Dual Inhibition of GLUT1 and the ATR/CHK1 Kinase Axis Displays Synergistic Cytotoxicity in KRAS-Mutant Cancer Cells.

The advent of molecularly targeted therapeutic agents has opened a new era in cancer therapy. However, many tumors rely on nondruggable cancer-driving lesions. In addition, long-lasting clinical benefits from single-agent therapies rarely occur, as most of the tumors acquire resistance over time. The identification of targeted combination regimens interfering with signaling through oncogenically rewired pathways provides a promising approach to enhance efficacy of single-agent-targeted treatments. Moreover, combination drug therapies might overcome the emergence of drug resistance.
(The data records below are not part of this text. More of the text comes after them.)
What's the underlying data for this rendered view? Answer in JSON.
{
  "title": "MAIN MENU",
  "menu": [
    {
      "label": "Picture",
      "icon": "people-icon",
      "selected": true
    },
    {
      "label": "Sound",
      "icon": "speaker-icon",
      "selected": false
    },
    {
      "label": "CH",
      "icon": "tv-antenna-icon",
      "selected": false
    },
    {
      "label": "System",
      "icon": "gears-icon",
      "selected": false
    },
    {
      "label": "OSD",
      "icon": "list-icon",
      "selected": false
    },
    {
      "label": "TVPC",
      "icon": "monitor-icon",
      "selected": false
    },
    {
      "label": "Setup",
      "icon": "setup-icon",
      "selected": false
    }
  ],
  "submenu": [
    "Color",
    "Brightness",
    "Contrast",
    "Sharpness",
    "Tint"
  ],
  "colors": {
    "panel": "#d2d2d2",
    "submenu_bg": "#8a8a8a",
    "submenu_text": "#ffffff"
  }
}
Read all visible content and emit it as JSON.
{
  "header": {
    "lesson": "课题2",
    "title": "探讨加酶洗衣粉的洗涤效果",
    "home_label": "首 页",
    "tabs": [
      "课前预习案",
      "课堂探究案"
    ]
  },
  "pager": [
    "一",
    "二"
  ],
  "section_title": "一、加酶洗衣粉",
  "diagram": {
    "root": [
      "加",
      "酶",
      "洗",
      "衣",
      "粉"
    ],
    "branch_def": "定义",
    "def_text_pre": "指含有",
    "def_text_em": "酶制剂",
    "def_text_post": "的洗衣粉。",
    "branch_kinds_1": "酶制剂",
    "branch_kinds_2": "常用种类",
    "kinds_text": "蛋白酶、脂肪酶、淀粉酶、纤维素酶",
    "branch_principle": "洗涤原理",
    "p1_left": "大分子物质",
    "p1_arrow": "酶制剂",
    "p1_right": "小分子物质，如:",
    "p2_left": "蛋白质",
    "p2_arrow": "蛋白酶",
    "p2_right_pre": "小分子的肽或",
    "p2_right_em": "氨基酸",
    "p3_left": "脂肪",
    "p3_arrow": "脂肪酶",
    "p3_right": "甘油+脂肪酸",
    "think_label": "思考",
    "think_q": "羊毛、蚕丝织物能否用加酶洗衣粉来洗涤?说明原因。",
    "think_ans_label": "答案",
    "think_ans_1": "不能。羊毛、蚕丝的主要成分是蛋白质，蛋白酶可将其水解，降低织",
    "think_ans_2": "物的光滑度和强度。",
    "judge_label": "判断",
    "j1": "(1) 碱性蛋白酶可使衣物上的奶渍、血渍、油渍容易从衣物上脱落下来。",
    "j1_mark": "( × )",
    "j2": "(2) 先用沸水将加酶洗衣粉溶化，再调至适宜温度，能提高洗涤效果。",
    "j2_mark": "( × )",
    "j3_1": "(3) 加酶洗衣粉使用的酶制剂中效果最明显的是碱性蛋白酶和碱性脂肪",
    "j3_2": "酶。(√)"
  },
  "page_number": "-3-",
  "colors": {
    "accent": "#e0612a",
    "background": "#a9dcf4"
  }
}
Here, we performed a focused flow cytometry-based drug synergy screen and identified a novel synergistic interaction between GLUT1-mediated glucose transport and the cell-cycle checkpoint kinases ATR and CHK1. Combined inhibition of CHK1/GLUT1 or ATR/GLUT1 robustly induced apoptosis, particularly in RAS-mutant cancer cells. Mechanistically, combined inhibition of ATR/CHK1 and GLUT1 arrested sensitive cells in S-phase and led to the accumulation of genotoxic damage, particularly in S-phase. In vivo, simultaneous inhibition of ATR and GLUT1 significantly reduced tumor volume gain in an autochthonous mouse model of KrasG12D -driven soft tissue sarcoma. Taken together, these findings pave the way for combined inhibition of GLUT1 and ATR/CHK1 as a therapeutic approach for KRAS-driven cancers. SIGNIFICANCE: Dual targeting of the DNA damage response and glucose transport synergistically induces apoptosis in KRAS-mutant cancer, suggesting this combination treatment for clinical validation in KRAS-stratified tumor patients.